Now, Obsidian is supposed to be just a Markdown advanced editor but its plugins need special syntax like Dataview's, that is not standard in any way, to provide the same functionalities shipped by Logseq by default and involving more standard and enstablished technologies.
Logseq on the other hand is the convergence of outliners like Org-Mode, a graph database to power a flexible and performant data structure, Datalog query language, everything exposed as HTTP API for max interoperability and to run it over a network and this unique approach of the user remodelling the UI with HTML/CSS/JS, blurring the line between users and developers and between an app and a framework.
Logseq was born as a personal project to provide a modern UI to OrgMode, that 20 years later its first release is still very popular, gets new releases and has a huge ecosystem.

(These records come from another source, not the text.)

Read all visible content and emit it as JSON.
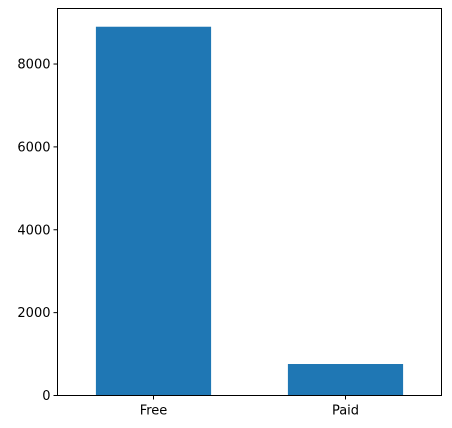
{
  "chart_data": {
    "type": "bar",
    "title": "",
    "xlabel": "",
    "ylabel": "",
    "categories": [
      "Free",
      "Paid"
    ],
    "values": [
      8900,
      760
    ],
    "ylim": [
      0,
      9340
    ],
    "yticks": [
      0,
      2000,
      4000,
      6000,
      8000
    ],
    "grid": false,
    "bar_color": "#1f77b4"
  },
  "y_tick_labels": [
    "0",
    "2000",
    "4000",
    "6000",
    "8000"
  ],
  "x_tick_labels": [
    "Free",
    "Paid"
  ]
}
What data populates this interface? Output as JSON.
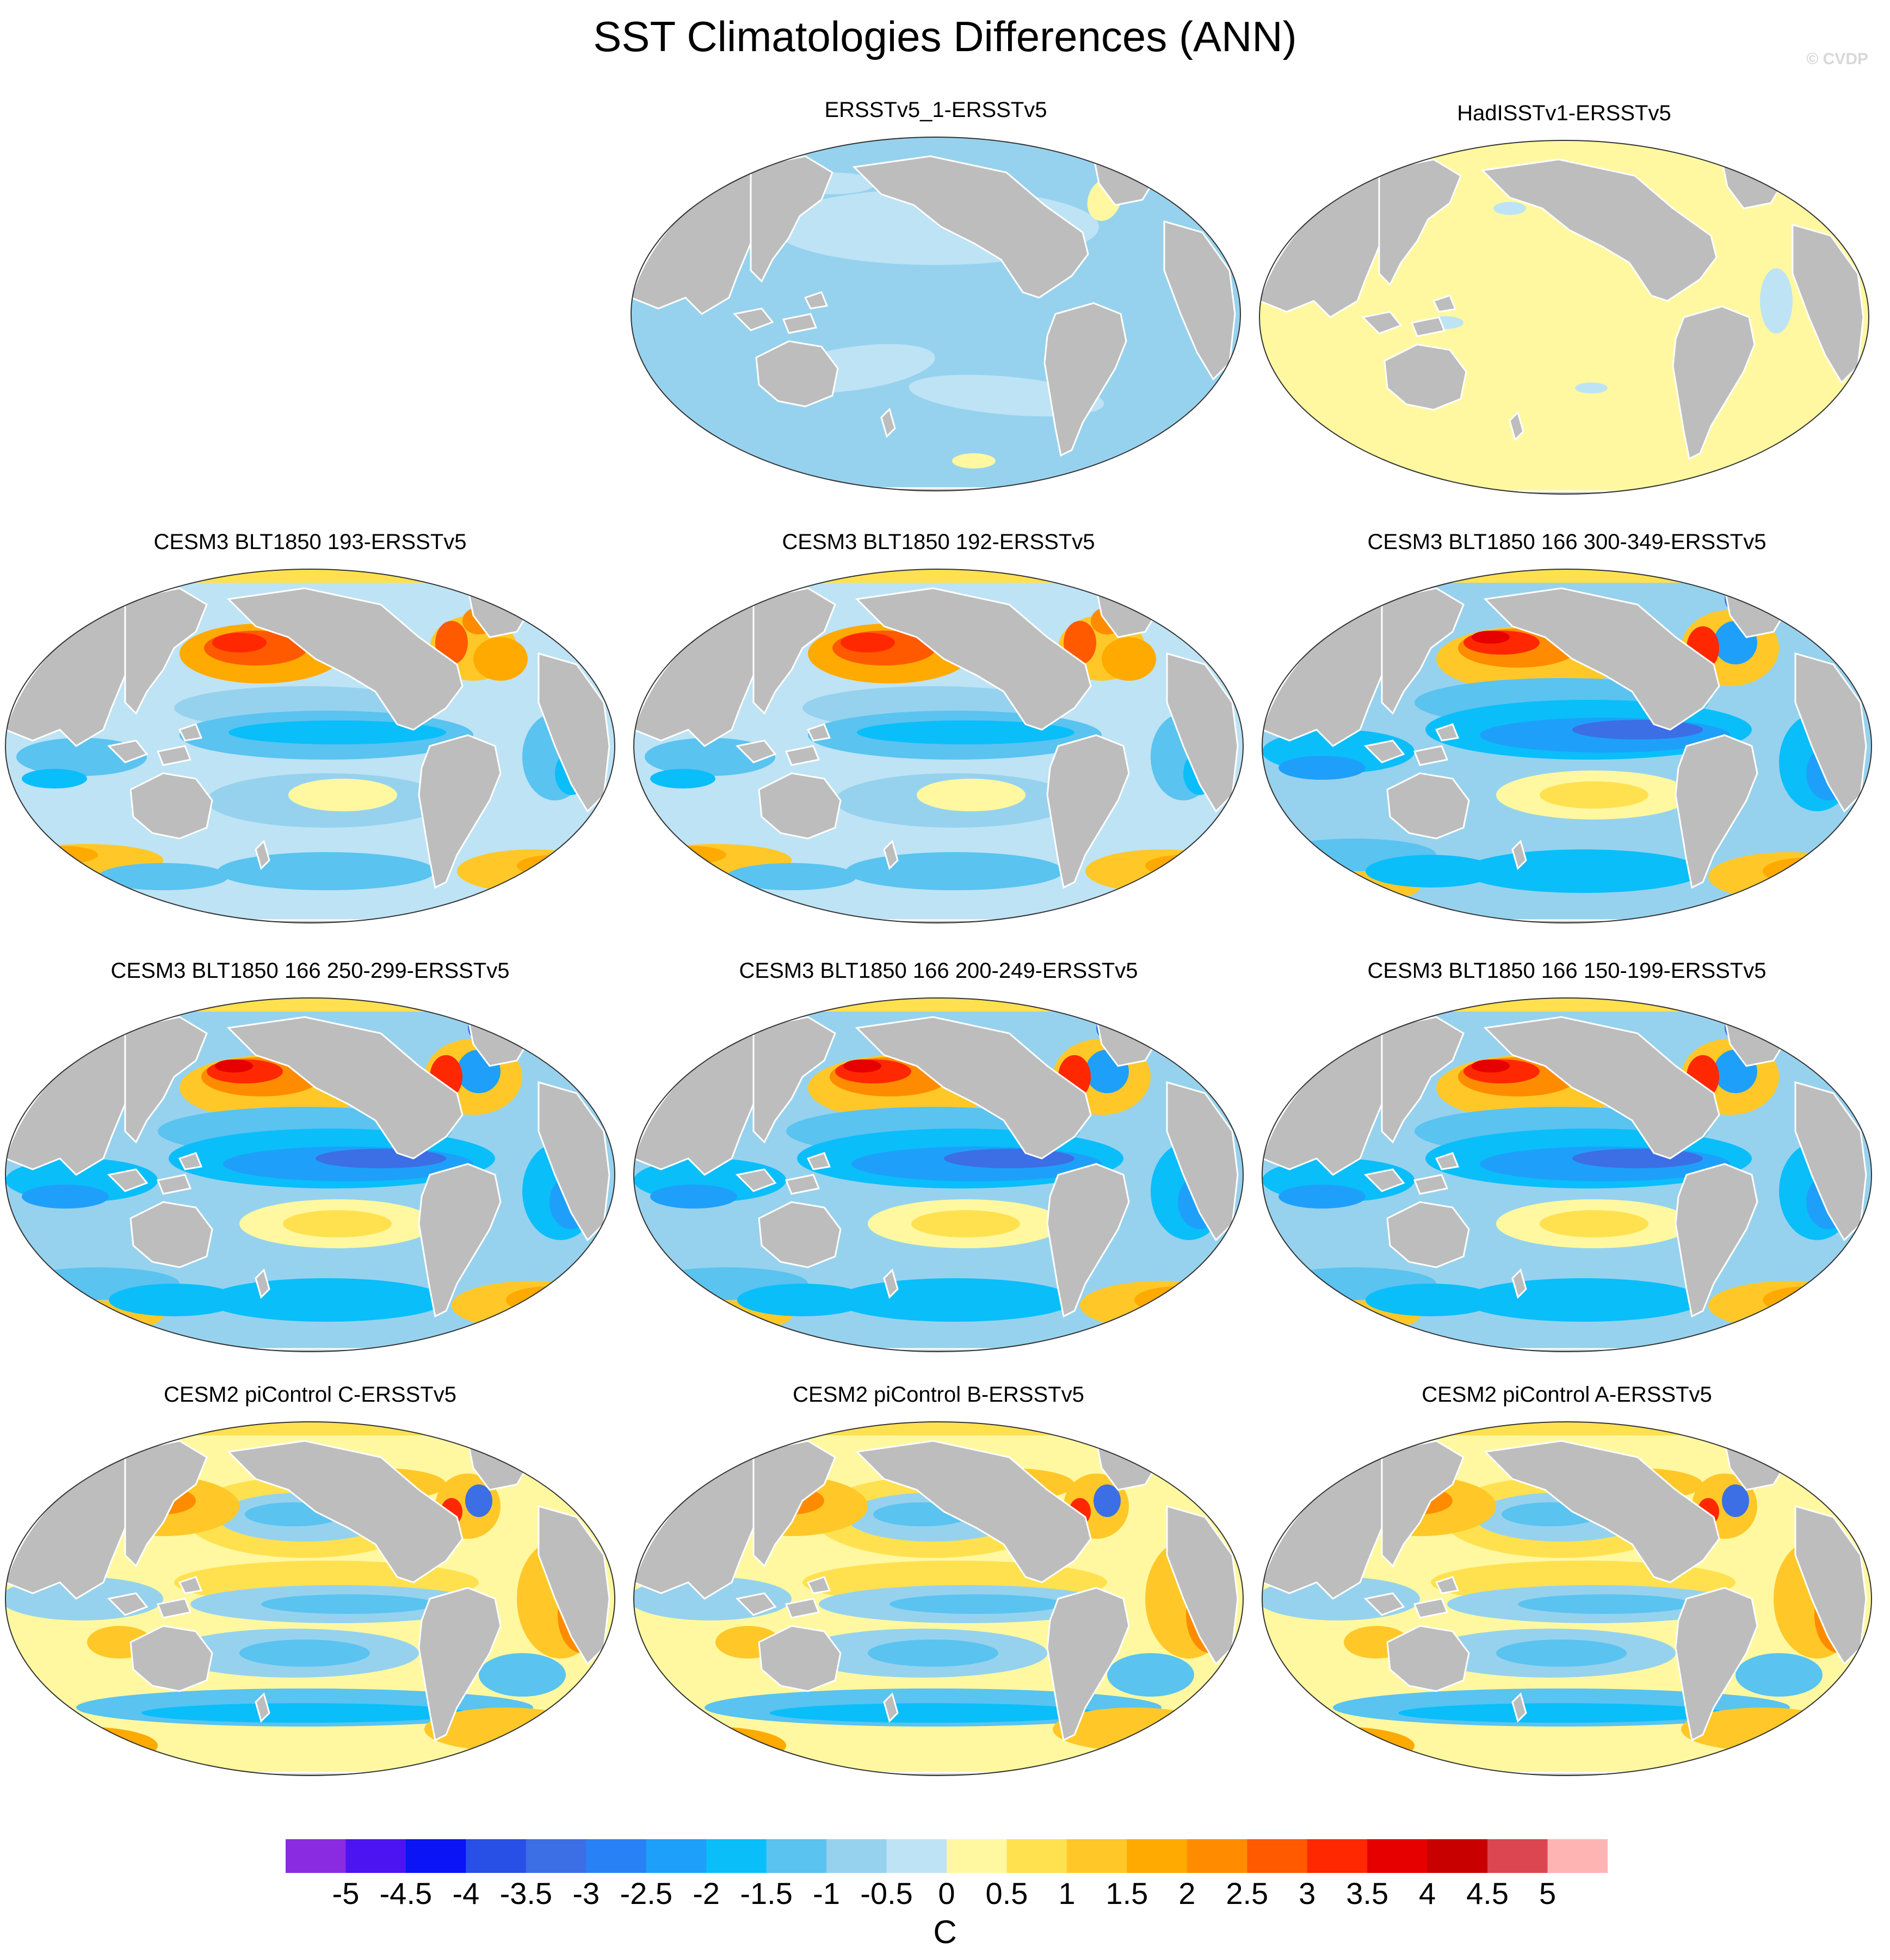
{
  "title": "SST Climatologies Differences (ANN)",
  "watermark": "© CVDP",
  "panels": [
    {
      "title": "ERSSTv5_1-ERSSTv5",
      "pattern": "uniform-cool"
    },
    {
      "title": "HadISSTv1-ERSSTv5",
      "pattern": "uniform-warm"
    },
    {
      "title": "CESM3 BLT1850 193-ERSSTv5",
      "pattern": "cesm3-weak"
    },
    {
      "title": "CESM3 BLT1850 192-ERSSTv5",
      "pattern": "cesm3-weak"
    },
    {
      "title": "CESM3 BLT1850 166 300-349-ERSSTv5",
      "pattern": "cesm3-strong"
    },
    {
      "title": "CESM3 BLT1850 166 250-299-ERSSTv5",
      "pattern": "cesm3-strong"
    },
    {
      "title": "CESM3 BLT1850 166 200-249-ERSSTv5",
      "pattern": "cesm3-strong"
    },
    {
      "title": "CESM3 BLT1850 166 150-199-ERSSTv5",
      "pattern": "cesm3-strong"
    },
    {
      "title": "CESM2 piControl C-ERSSTv5",
      "pattern": "cesm2"
    },
    {
      "title": "CESM2 piControl B-ERSSTv5",
      "pattern": "cesm2"
    },
    {
      "title": "CESM2 piControl A-ERSSTv5",
      "pattern": "cesm2"
    }
  ],
  "colorbar": {
    "unit": "C",
    "labels": [
      "-5",
      "-4.5",
      "-4",
      "-3.5",
      "-3",
      "-2.5",
      "-2",
      "-1.5",
      "-1",
      "-0.5",
      "0",
      "0.5",
      "1",
      "1.5",
      "2",
      "2.5",
      "3",
      "3.5",
      "4",
      "4.5",
      "5"
    ],
    "colors": [
      "#8a2be2",
      "#4b14f0",
      "#0a14f5",
      "#2850e6",
      "#3c6ee6",
      "#2882f5",
      "#1ea0fa",
      "#0abefa",
      "#5ac3f0",
      "#96d2ee",
      "#bde3f5",
      "#fff8a0",
      "#ffe150",
      "#ffc828",
      "#ffaa00",
      "#ff8c00",
      "#ff5a00",
      "#ff2800",
      "#e60000",
      "#c80000",
      "#dc4650",
      "#ffb4b4"
    ]
  }
}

Thinking in terms of "will it still be around?" is something that belongs to the realm of proprietary products and services. Logseq is a piece of that huge amount of software that belongs to humanity known as FOSS. And this is also the reason we are discussing this on Mastodon and not on Twitter.
You are replying repeating what Obsidian team says without actually reading what I said... this is exhausing but for the last time:
If I actually care about a piece of software I can improve it by myself or pay someone to do the work.
This is the key piece you keep skipping: in this world when you want someone to do some work for you you pay them.
Would you buy a house knowing that can be repaired only by the company that sold it to you? Would you risk see that company disappear and you having to abandon your house?
Why would it be different with software?
FOSS projects even have the advantage that fixes and improvements can be made once for all users, present and future, so you will have more people in the same situation as you willing to contribute or support (a portion of) the development.
What if there are no other apps that meet your needs?
What if your productivity depends on a very good plugin for Obsidian and the same experience can't be reproduced with anything?
Also what alternatives to Obsidian do you currently have?
@post I can’t know what the future will bring. New software comes out often and people switch to it from apps they previously loved and depended on. I try to keep my long-term data as future-proof as possible while using what works best for me for as long as it lasts or until I find something I like better.
Right now if I *had* to I could probably make due with Zettlr, Tangent, or Notenik, or pay NotePlan’s overpriced subscription. Or you know, go all in on Logseq. 😉
@post @EpiphanicSynchronicity I'm determined to *never* make my productivity depend on *any app*. App agnosticism is what I'm going for.
I depend on plain text and folders being around while computers exist. Because of this, I have a large (and growing) number of apps I can use to access the same files, with the same functionality I enjoy now.
*drums fingers on table, trying to think of a cool, future-trending hashtag for this concept*
@ellane @EpiphanicSynchronicity
Congratulations, you have rediscovered as a user one of the principles of Unix philosophy, "Everything is a file".
FYI Unix is the family of operating systems where Linux and MacOS comes from.
The success of Unix is related to storing everything as plain text files and use a composable set of commands to manipulate them.
@post
> “Would you buy a house knowing that can be repaired only by the company that sold it to you? Would you risk see that company disappear and you having to abandon your house? Why would it be different with software?”
Because the cost to stop using an app is trivial compared to the cost to abandon a house you own. Obsidian free. It would be far faster, cheaper, and more efficient to switch to another app than to pay a dev to write custom code to keep an abandoned Logseq working.